In the display window at the Emporium, the display window which separates me in my infamous window seat from the street, is a sculpture on a mechanically-rotating lazy susan. It is of a nude model and a group of artists painting her.
Walking by is a girl of about 3, with very blonde hair and long, dark, Sullivanesque eyelashes. The sculpture stops here and she watches it, fascinated. Her finger taps the glass each time a new sculpted person rotates in front of her. She seems to be talking to it. The grown-up she is with tries to get her to continue walking- but not too strenuously, and she ignores him, fixated, and he leans against the building and waits for this fancy to pass.
Another small child, a boy of about 5, and his grown-up approach. The boy has light brown hair and the same eyelashes as the girl. He watches the sculpture with the same intent, only without all the movement. He places his forehead against the glass and is still.
But he is invading the girl’s space. She pushes him away and yells. Unphased, his eyes never leaving the sculpture, he returns to the window. The sculpture is in the corner of the display, where two windows meet at not-quite-a-90-degree angle. The girl shoves the boy again, to the other window, where he takes his place.
With peace now declared the children continue to study the sculpture while their grown-ups talk amongst themselves.

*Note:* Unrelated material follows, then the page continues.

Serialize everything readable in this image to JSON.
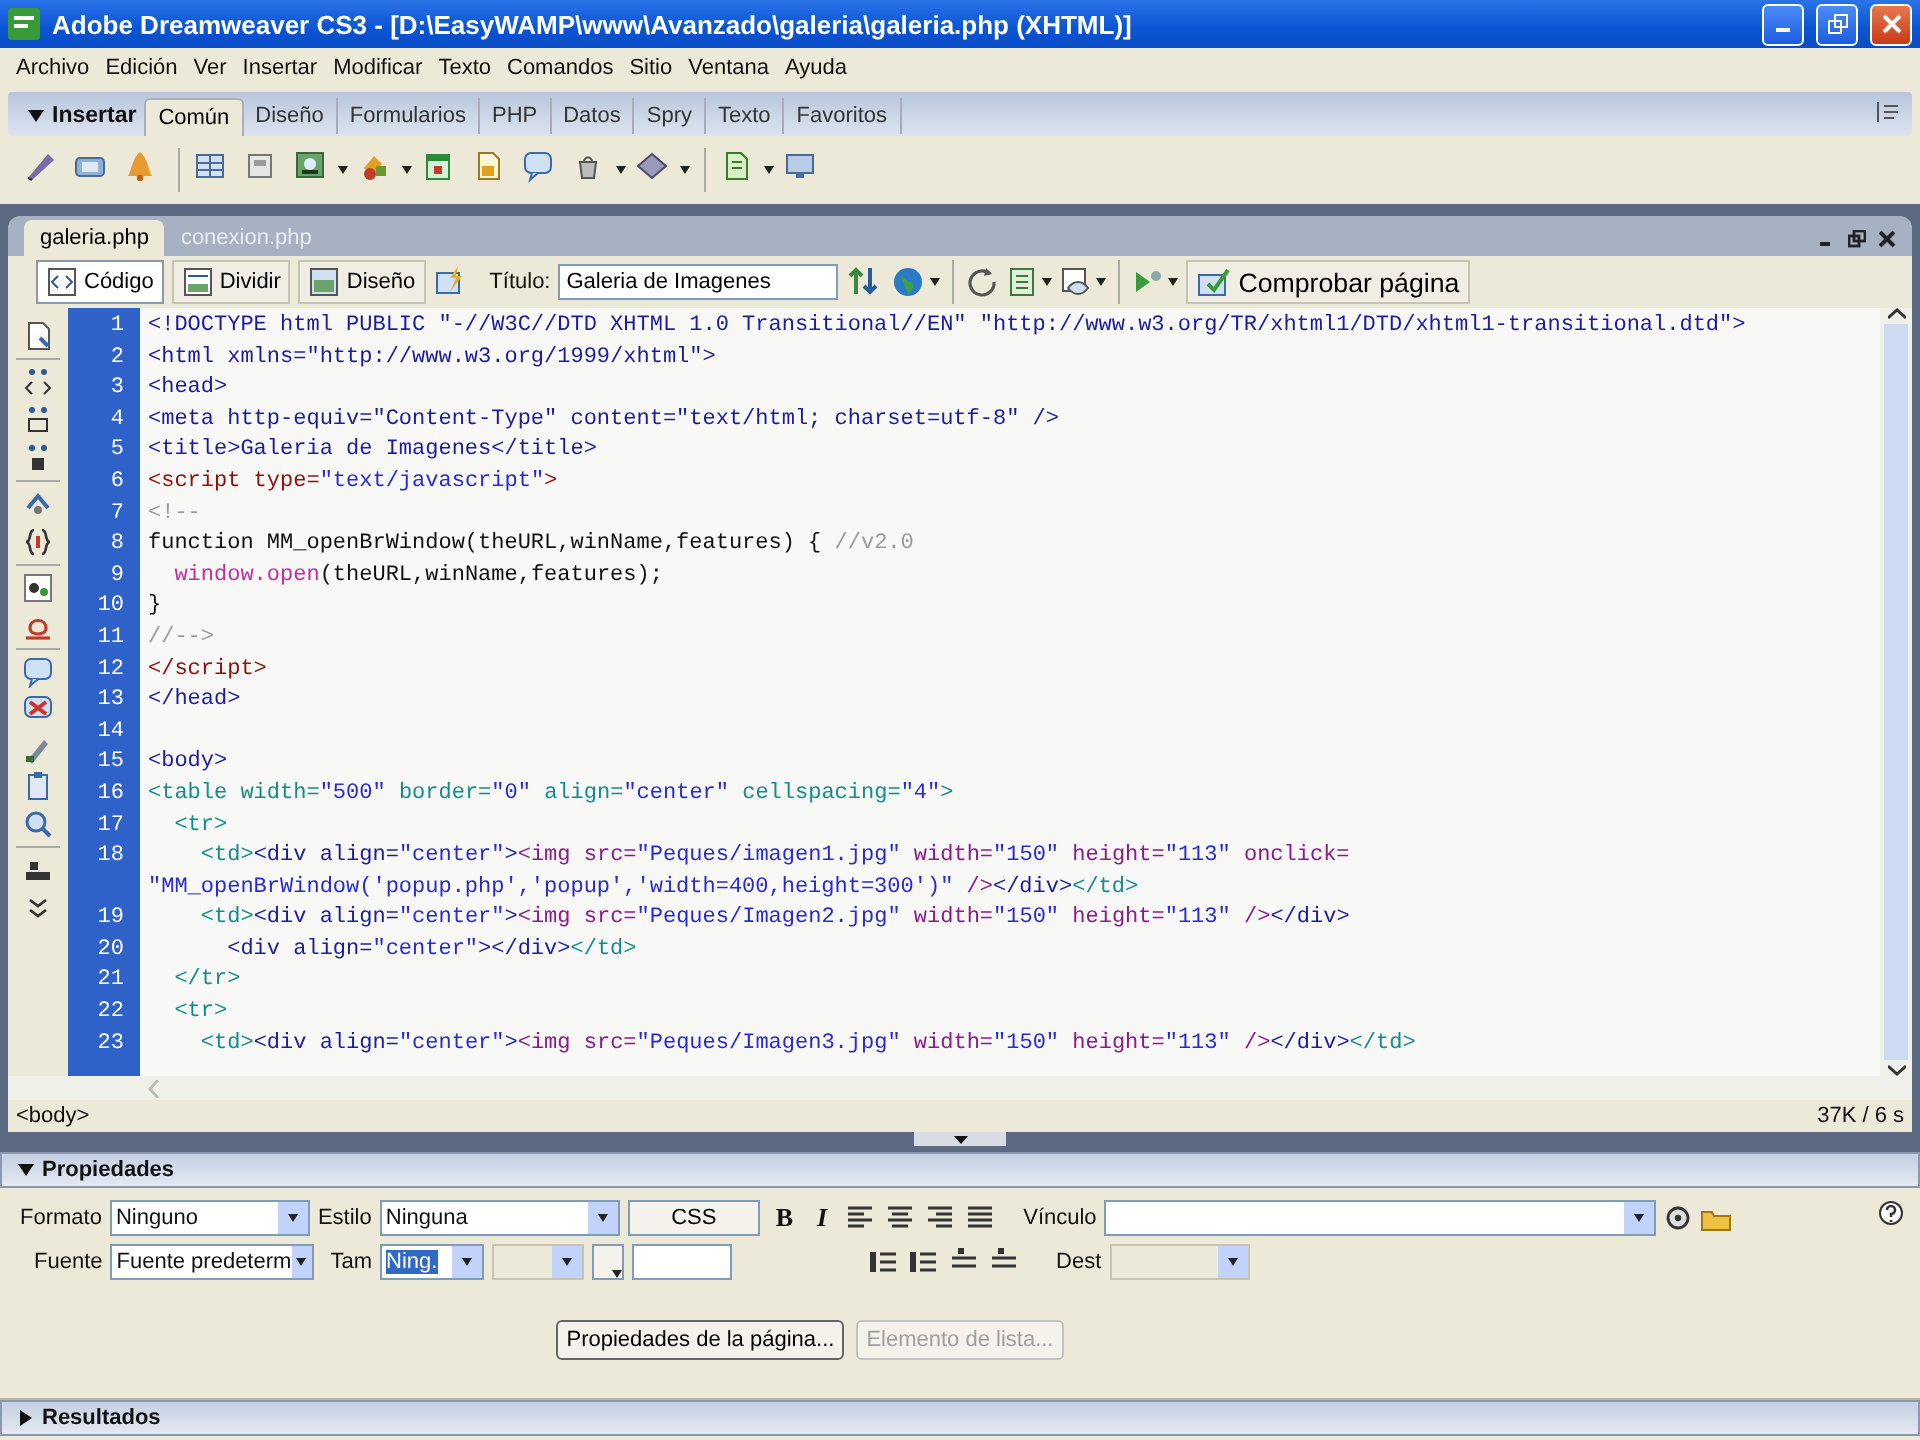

The boy loses interest first, but not before asking, “Mommy, what’s that little brown spot?” The girl eventually loses interest herself and, in exploring the rest of the display, discovers me watching her through the window. She smiles widely but shyly and looks away quickly. We exchange the same look a couple more times, then they are gone.
They return but then I am across the street, and the girl and I play a round of peek-a-boo, her hiding behind a tree and a rubbish bin, me hiding behind my friend Rachel.